Il pensiero creativo può essere un ottimo alleato del business. Ma per svilupparlo occorre sapere che si tratta di una disciplina, da sviluppare con costanza e allenamento. Cambiare le proprie modalità di ascolto può essere un ottimo punto di partenza
Sfatiamo al volo due luoghi comuni del tutto sbagliati sulla creatività. Il primo è che la creatività non c’entri niente con il business: come mai allora le più avanzate aziende del pianeta fanno fior di investimenti per cercare di sviluppare la creatività delle proprie risorse umane? La seconda è che la creatività è un dono, e quindi o uno ce l’ha oppure non c’è niente da fare. Renata Borgato, che da anni si occupa di questi temi, riporta una frase tormentone tra gli addetti ai lavori: «La creatività è 10% ispirazione e 90% sudorazione». Traduzione: diventare creativi veramente è un lavoro. Che richiede molta disciplina ma ripaga con la capacità di trovare più facilmente soluzioni ai problemi o strade per migliorare la propria attività. Il punto di partenza, per chi vuole provarci, è mettersi in gioco. A partire dal modo in cui si comunica con i propri clienti e i propri collaboratori.
Una faccenda seria
La creatività ha molti nemici: la paura, la fretta, la coazione a ripetere, i limiti autoimposti, la persistenza, le proprie convinzioni (tanto per citarne alcuni). Così, spesso, si finisce per farsi delle domande solo quando ci si trova di fronte a problemi seri. Salvo scoprire - spesso - che non abbiamo l’allenamento per trovare le risposte. «Le soluzioni - spiega Borgato - in genere comprendono un elemento di discontinuità, oltre che di novità, rispetto a quanto si è fatto fino a quel momento. Le tecniche creative aiutano a trovare le soluzioni». Per questo allenarsi a cambiare serve: non solo torna utile nel momento del bisogno, ma, se diventa un’abitudine, previene l’insorgere di molti problemi o permette di affrontarli prima che diventino insormontabili.
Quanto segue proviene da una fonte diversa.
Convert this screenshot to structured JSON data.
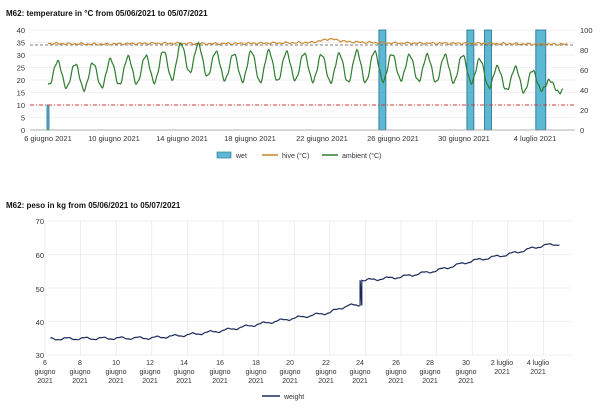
{
  "charts": [
    {
      "title": "M62: temperature in °C from 05/06/2021 to 05/07/2021",
      "y_ticks_left": [
        "0",
        "5",
        "10",
        "15",
        "20",
        "25",
        "30",
        "35",
        "40"
      ],
      "y_ticks_right": [
        "0",
        "20",
        "40",
        "60",
        "80",
        "100"
      ],
      "x_ticks": [
        "6 giugno 2021",
        "10 giugno 2021",
        "14 giugno 2021",
        "18 giugno 2021",
        "22 giugno 2021",
        "26 giugno 2021",
        "30 giugno 2021",
        "4 luglio 2021"
      ],
      "legend": [
        "wet",
        "hive (°C)",
        "ambient (°C)"
      ]
    },
    {
      "title": "M62: peso in kg from 05/06/2021 to 05/07/2021",
      "y_ticks": [
        "30",
        "40",
        "50",
        "60",
        "70"
      ],
      "x_ticks": [
        [
          "6",
          "giugno",
          "2021"
        ],
        [
          "8",
          "giugno",
          "2021"
        ],
        [
          "10",
          "giugno",
          "2021"
        ],
        [
          "12",
          "giugno",
          "2021"
        ],
        [
          "14",
          "giugno",
          "2021"
        ],
        [
          "16",
          "giugno",
          "2021"
        ],
        [
          "18",
          "giugno",
          "2021"
        ],
        [
          "20",
          "giugno",
          "2021"
        ],
        [
          "22",
          "giugno",
          "2021"
        ],
        [
          "24",
          "giugno",
          "2021"
        ],
        [
          "26",
          "giugno",
          "2021"
        ],
        [
          "28",
          "giugno",
          "2021"
        ],
        [
          "30",
          "giugno",
          "2021"
        ],
        [
          "2 luglio",
          "2021",
          ""
        ],
        [
          "4 luglio",
          "2021",
          ""
        ]
      ],
      "legend": [
        "weight"
      ]
    }
  ],
  "colors": {
    "wet": "#5db8d3",
    "hive": "#c8862a",
    "ambient": "#2f7d2f",
    "weight": "#1a2a5a",
    "threshold": "#d33b3b"
  },
  "chart_data": [
    {
      "type": "line",
      "title": "M62: temperature in °C from 05/06/2021 to 05/07/2021",
      "x_range": [
        "2021-06-05",
        "2021-07-05"
      ],
      "ylim": [
        0,
        40
      ],
      "ylim_right": [
        0,
        100
      ],
      "thresholds": {
        "upper": 34,
        "lower": 10
      },
      "grid": true,
      "legend_position": "bottom",
      "series": [
        {
          "name": "hive (°C)",
          "axis": "left",
          "color": "#c8862a",
          "x": [
            "2021-06-06",
            "2021-06-09",
            "2021-06-12",
            "2021-06-15",
            "2021-06-18",
            "2021-06-21",
            "2021-06-22",
            "2021-06-23",
            "2021-06-25",
            "2021-06-28",
            "2021-07-01",
            "2021-07-04"
          ],
          "y": [
            34.6,
            34.3,
            34.7,
            34.5,
            34.7,
            35.0,
            36.5,
            35.3,
            34.8,
            34.7,
            34.6,
            34.3
          ]
        },
        {
          "name": "ambient (°C)",
          "axis": "left",
          "color": "#2f7d2f",
          "x": [
            "2021-06-06",
            "2021-06-08",
            "2021-06-10",
            "2021-06-12",
            "2021-06-13",
            "2021-06-14",
            "2021-06-16",
            "2021-06-18",
            "2021-06-20",
            "2021-06-22",
            "2021-06-24",
            "2021-06-26",
            "2021-06-28",
            "2021-06-30",
            "2021-07-01",
            "2021-07-02",
            "2021-07-03",
            "2021-07-04",
            "2021-07-05"
          ],
          "y_max": [
            28,
            26,
            29,
            30,
            33,
            36,
            30,
            32,
            31,
            30,
            32,
            30,
            30,
            30,
            27,
            24,
            26,
            22,
            18
          ],
          "y_min": [
            18,
            16,
            18,
            19,
            20,
            23,
            20,
            19,
            20,
            19,
            19,
            20,
            19,
            19,
            17,
            16,
            15,
            16,
            15
          ]
        },
        {
          "name": "wet",
          "axis": "right",
          "type": "bar",
          "color": "#5db8d3",
          "x": [
            "2021-06-06",
            "2021-06-25",
            "2021-06-30",
            "2021-07-01",
            "2021-07-04"
          ],
          "values": [
            25,
            100,
            100,
            100,
            100
          ]
        }
      ]
    },
    {
      "type": "line",
      "title": "M62: peso in kg from 05/06/2021 to 05/07/2021",
      "xlabel": "",
      "ylabel": "",
      "ylim": [
        30,
        70
      ],
      "grid": true,
      "legend_position": "bottom",
      "series": [
        {
          "name": "weight",
          "color": "#1a2a5a",
          "x": [
            "2021-06-06",
            "2021-06-08",
            "2021-06-10",
            "2021-06-12",
            "2021-06-14",
            "2021-06-16",
            "2021-06-18",
            "2021-06-20",
            "2021-06-22",
            "2021-06-23",
            "2021-06-24",
            "2021-06-26",
            "2021-06-28",
            "2021-06-30",
            "2021-07-02",
            "2021-07-04",
            "2021-07-05"
          ],
          "y": [
            34.8,
            34.9,
            35.0,
            35.1,
            36.0,
            37.3,
            39.2,
            41.0,
            42.7,
            44.8,
            52.3,
            53.3,
            55.2,
            58.1,
            60.0,
            62.7,
            63.2
          ]
        }
      ]
    }
  ]
}
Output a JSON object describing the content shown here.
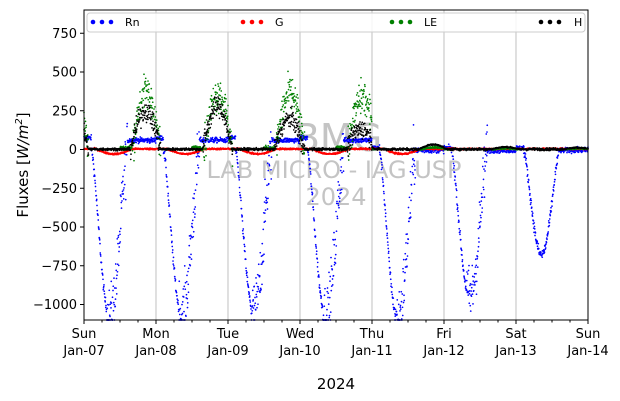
{
  "chart_data": {
    "type": "scatter",
    "xlabel": "2024",
    "ylabel": "Fluxes [W/m²]",
    "ylabel_base": "Fluxes [",
    "ylabel_unit": "W/m",
    "ylabel_sup": "2",
    "ylabel_end": "]",
    "ylim": [
      -1100,
      900
    ],
    "yticks": [
      750,
      500,
      250,
      0,
      -250,
      -500,
      -750,
      -1000
    ],
    "ytick_labels": [
      "750",
      "500",
      "250",
      "0",
      "−250",
      "−500",
      "−750",
      "−1000"
    ],
    "xlim": [
      0,
      7
    ],
    "xticks": [
      {
        "day": "Sun",
        "date": "Jan-07"
      },
      {
        "day": "Mon",
        "date": "Jan-08"
      },
      {
        "day": "Tue",
        "date": "Jan-09"
      },
      {
        "day": "Wed",
        "date": "Jan-10"
      },
      {
        "day": "Thu",
        "date": "Jan-11"
      },
      {
        "day": "Fri",
        "date": "Jan-12"
      },
      {
        "day": "Sat",
        "date": "Jan-13"
      },
      {
        "day": "Sun",
        "date": "Jan-14"
      }
    ],
    "grid": "vertical at day boundaries",
    "legend_placement": "top, single row",
    "series": [
      {
        "name": "Rn",
        "color": "#0000ff",
        "daily_min": [
          -1080,
          -1060,
          -1040,
          -1070,
          -1090,
          -950,
          -680
        ]
      },
      {
        "name": "G",
        "color": "#ff0000",
        "range": [
          -40,
          10
        ]
      },
      {
        "name": "LE",
        "color": "#008000",
        "daily_max": [
          530,
          520,
          520,
          480,
          20,
          10,
          10
        ]
      },
      {
        "name": "H",
        "color": "#000000",
        "daily_max": [
          310,
          350,
          250,
          170,
          40,
          20,
          15
        ]
      }
    ],
    "watermark": [
      "BMG",
      "LAB MICRO - IAG USP",
      "2024"
    ]
  }
}
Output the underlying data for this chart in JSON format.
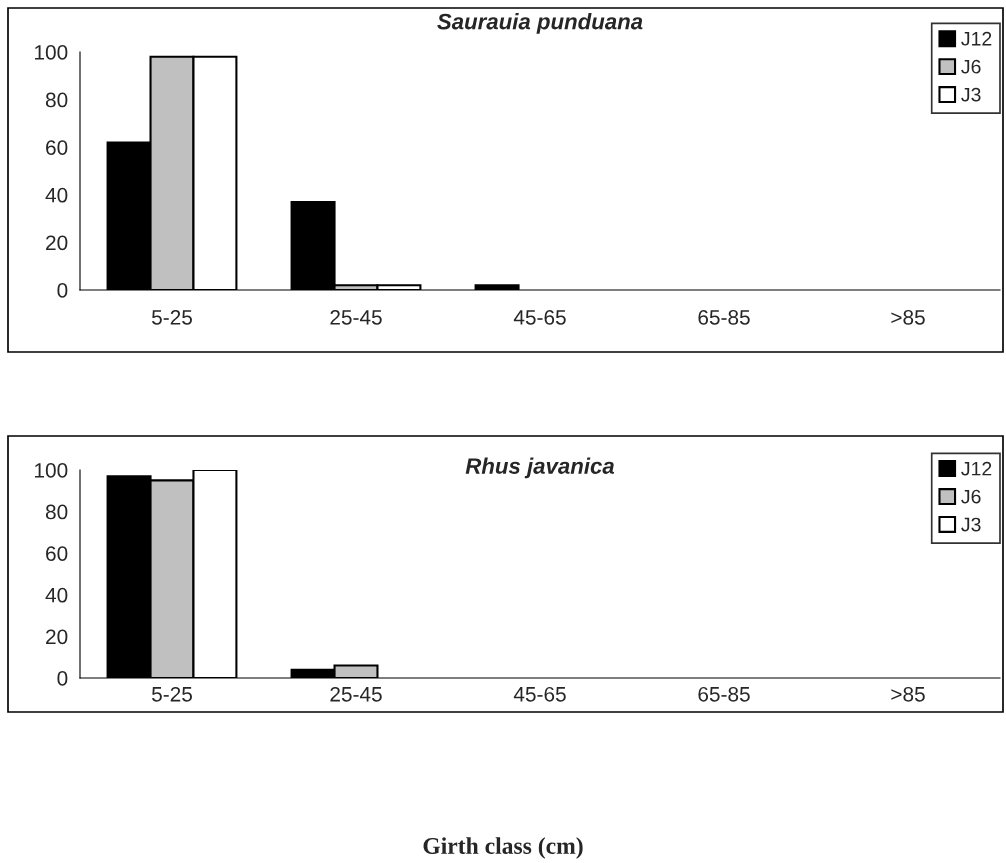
{
  "chart_data": [
    {
      "type": "bar",
      "title": "Saurauia punduana",
      "categories": [
        "5-25",
        "25-45",
        "45-65",
        "65-85",
        ">85"
      ],
      "ylim": [
        0,
        100
      ],
      "yticks": [
        0,
        20,
        40,
        60,
        80,
        100
      ],
      "legend": "top right",
      "grid": false,
      "series": [
        {
          "name": "J12",
          "color": "#000000",
          "values": [
            62,
            37,
            2,
            0,
            0
          ]
        },
        {
          "name": "J6",
          "color": "#c0c0c0",
          "values": [
            98,
            2,
            0,
            0,
            0
          ]
        },
        {
          "name": "J3",
          "color": "#ffffff",
          "values": [
            98,
            2,
            0,
            0,
            0
          ]
        }
      ]
    },
    {
      "type": "bar",
      "title": "Rhus javanica",
      "xlabel": "Girth class (cm)",
      "categories": [
        "5-25",
        "25-45",
        "45-65",
        "65-85",
        ">85"
      ],
      "ylim": [
        0,
        100
      ],
      "yticks": [
        0,
        20,
        40,
        60,
        80,
        100
      ],
      "legend": "top right",
      "grid": false,
      "series": [
        {
          "name": "J12",
          "color": "#000000",
          "values": [
            97,
            4,
            0,
            0,
            0
          ]
        },
        {
          "name": "J6",
          "color": "#c0c0c0",
          "values": [
            95,
            6,
            0,
            0,
            0
          ]
        },
        {
          "name": "J3",
          "color": "#ffffff",
          "values": [
            100,
            0,
            0,
            0,
            0
          ]
        }
      ]
    }
  ]
}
Stabilito che sviluppare il pensiero creativo è utile, sorge spontanea una domanda: da dove si comincia?
L’ascolto attivo
«Ascoltando - afferma Borgato -. Ma attenzione: parlo di ascolto attivo, che è una cosa ben diversa dal mettersi a chiacchierare o dal fare conversazione. Presuppone un reale interesse nello stare a sentire quello che le persone dicono. Quando c’è questo atteggiamento, gli altri se ne accorgono». E diventano dei formidabili alleati: «Avete provato a chiedere ai vostri clienti - continua Borgato - cosa potreste migliorare del vostro locale o cosa vorrebbero trovare?» Il rischio, per chi lo fa con sincerità e attenzione, è di scoprire nei propri clienti degli eccellenti consulenti, felici di “lavorare per voi” (e per giunta gratis). «Un altro esercizio interessante - continua Borgato - è partire dalla descrizione, anche fotografica, del proprio locale, per poi provare a descrivere come si vorrebbe che fosse. Un passo ulteriore è chiedere ai clienti come invece loro lo vedono, o cosa vedono entrando nel locale. Perché, come spesso accade, chi è immerso da troppo tempo nella stessa realtà finisce per non vedere più le cose, nemmeno le più evidenti». Se a questo punto vi siete convinti dell’utilità di sviluppare la creatività per il vostro lavoro, non vi resta che aprire il libro di Borgato e cominciare a fare qualche giochino (ce n’è di divertenti). Senza dimenticare che diventare creativi è un compito divertente, ma che richiede un gran impegno.